Durante su estancia allí colaboraba con un dispensario médico, «intentando aliviar el dolor de los demás con los escasos medios con los que contaba». «Sentía impotencia ante el dolor y la muerte. Me di cuenta que mis dos manos, con las que antes había conseguido subsistir sin problemas, se quedaban pequeñas».
María Guadalupe Escudero, a la postre sor Guadalupe, no podía hacer nada por salvar la vida de tantas y tantas personas que morían frente a ella sin que pudiera remediarlo: «Me pedían que rezase a Dios por ellos. Pero… ¡¿A qué Dios?! Yo no tenía ningún Dios. Tenía que cumplir con lo que me habían pedido. Era algo sagrado y no sabía ni cómo hacerlo». Hasta que la muerte de una niña ruandesa de cinco años le hizo «tocar fondo».
Sor Guadalupe en una imagen de archivo en el Monasterio de Zamzarte

Sor Guadalupe en una imagen de archivo en el Monasterio de ZamartzeD.N.

Se llamaba Wimana. «La habían abandonado y estaba desnutrida. Todo lo malo que puedas imaginar que le ha pasado es poco», señala en su entrevista Guadalupe. «Dábamos paseos y la cuidaba. No necesitábamos hablar para entendernos porque el lenguaje del amor es universal».
Una madrugada, por antes del amanecer, una religiosa avisó a Guadalupe que Wimana estaba por expirar. Reproducimos íntegramente el momento.
«Me preguntaron si quería despedirme de ella. Y lo hice. Murió entre mis brazos. Salí llorando, gritando y desesperada hacia una capilla que había en la misión. Me senté y lloré y lloré. Sumida en una total oscuridad, había encontrado la prueba de la no existencia de Dios… una cosa es dudar de su existencia, y otra creer haber encontrado la prueba definitiva que clausura toda duda… No podía existir un Dios que permitía tanto dolor y tanto absurdo como el de la vida de esa niña inocente que nació solo para sufrir y morir… Se hizo la oscuridad y mi vida dejó también de tener sentido… antes nunca lo había pensado, pero sin Dios toda mi existencia carecía de fundamento real. En medio de mi desesperación fui sintiendo paz. Wimana me decía que su vida no había sido inútil, que había existido para llevarme a mí a Dios. Su vida sí había tenido sentido. Pasé del absurdo a la razón total. Entendí que Dios existía y que Él plenificaba y daba sentido a nuestra existencia. Le pedí que me mostrara quién era».
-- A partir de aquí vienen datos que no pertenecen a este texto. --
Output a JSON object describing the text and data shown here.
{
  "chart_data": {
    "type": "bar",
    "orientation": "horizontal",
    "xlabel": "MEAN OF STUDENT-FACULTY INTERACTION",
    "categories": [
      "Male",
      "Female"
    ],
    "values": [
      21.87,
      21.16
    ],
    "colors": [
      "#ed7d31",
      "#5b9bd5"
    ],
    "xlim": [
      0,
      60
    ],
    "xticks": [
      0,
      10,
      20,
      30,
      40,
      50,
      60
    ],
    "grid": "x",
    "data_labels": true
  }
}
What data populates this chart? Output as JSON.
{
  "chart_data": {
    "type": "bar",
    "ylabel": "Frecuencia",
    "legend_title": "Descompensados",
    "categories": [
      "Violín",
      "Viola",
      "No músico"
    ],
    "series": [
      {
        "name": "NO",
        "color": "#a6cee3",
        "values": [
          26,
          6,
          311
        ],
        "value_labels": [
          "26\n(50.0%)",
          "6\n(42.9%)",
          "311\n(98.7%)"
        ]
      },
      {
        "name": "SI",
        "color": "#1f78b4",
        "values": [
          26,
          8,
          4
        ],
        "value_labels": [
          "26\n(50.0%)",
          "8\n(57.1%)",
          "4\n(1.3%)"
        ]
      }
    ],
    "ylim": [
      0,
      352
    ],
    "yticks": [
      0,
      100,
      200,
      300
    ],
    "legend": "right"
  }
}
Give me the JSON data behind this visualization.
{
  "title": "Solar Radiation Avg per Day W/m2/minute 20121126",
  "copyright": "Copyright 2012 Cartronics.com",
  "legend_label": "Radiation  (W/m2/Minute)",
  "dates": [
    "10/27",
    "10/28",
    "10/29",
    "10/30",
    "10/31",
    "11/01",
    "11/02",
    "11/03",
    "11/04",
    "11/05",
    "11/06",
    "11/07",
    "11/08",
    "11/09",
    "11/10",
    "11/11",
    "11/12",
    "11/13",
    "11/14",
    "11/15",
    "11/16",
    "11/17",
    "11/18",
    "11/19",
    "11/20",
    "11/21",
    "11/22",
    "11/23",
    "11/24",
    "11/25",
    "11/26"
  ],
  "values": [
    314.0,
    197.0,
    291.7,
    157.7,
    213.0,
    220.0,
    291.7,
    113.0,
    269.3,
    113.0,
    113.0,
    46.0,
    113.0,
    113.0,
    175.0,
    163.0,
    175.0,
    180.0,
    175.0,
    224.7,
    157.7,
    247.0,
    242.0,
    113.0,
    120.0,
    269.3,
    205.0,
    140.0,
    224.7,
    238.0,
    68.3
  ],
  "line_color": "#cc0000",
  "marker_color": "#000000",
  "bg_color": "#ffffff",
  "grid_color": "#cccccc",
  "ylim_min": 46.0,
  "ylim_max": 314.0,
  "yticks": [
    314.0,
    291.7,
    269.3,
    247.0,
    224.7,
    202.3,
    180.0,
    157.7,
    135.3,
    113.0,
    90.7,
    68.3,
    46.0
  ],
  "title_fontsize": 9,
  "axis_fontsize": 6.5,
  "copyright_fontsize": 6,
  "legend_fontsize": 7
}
La respuesta, en el Evangelio

La lectura del Evangelio fue encontrando acomodo en su historia personal. Fue gracias a las religiosas con las que convivía en la misión donde cayó en la cuenta de que «Jesús hablaba del amor, y yo de eso entendía. Desde ahí empecé a llegar al Dios verdadero».
Fue en ese momento cuando Dios, encarnado en la figura de Jesús, pasó a ocupar el primer puesto de su lista. Y se consagró a Él. «A quienes me conocían no les sorprendió. Seguía siendo la misma».
Años después, su vida discurre como religiosa de vida contemplativa en Zamartze. «El sonido del silencio en la naturaleza no tiene precio. Atender Zamartze no es casualidad. Para mí representa la unidad. Es la casa de espiritualidad de la diócesis y casa de todo el que quiera encontrarse: necesitamos salir de la vertiginosa rutina de cada día para entrar en nuestro interior y escucharnos, y escucharle».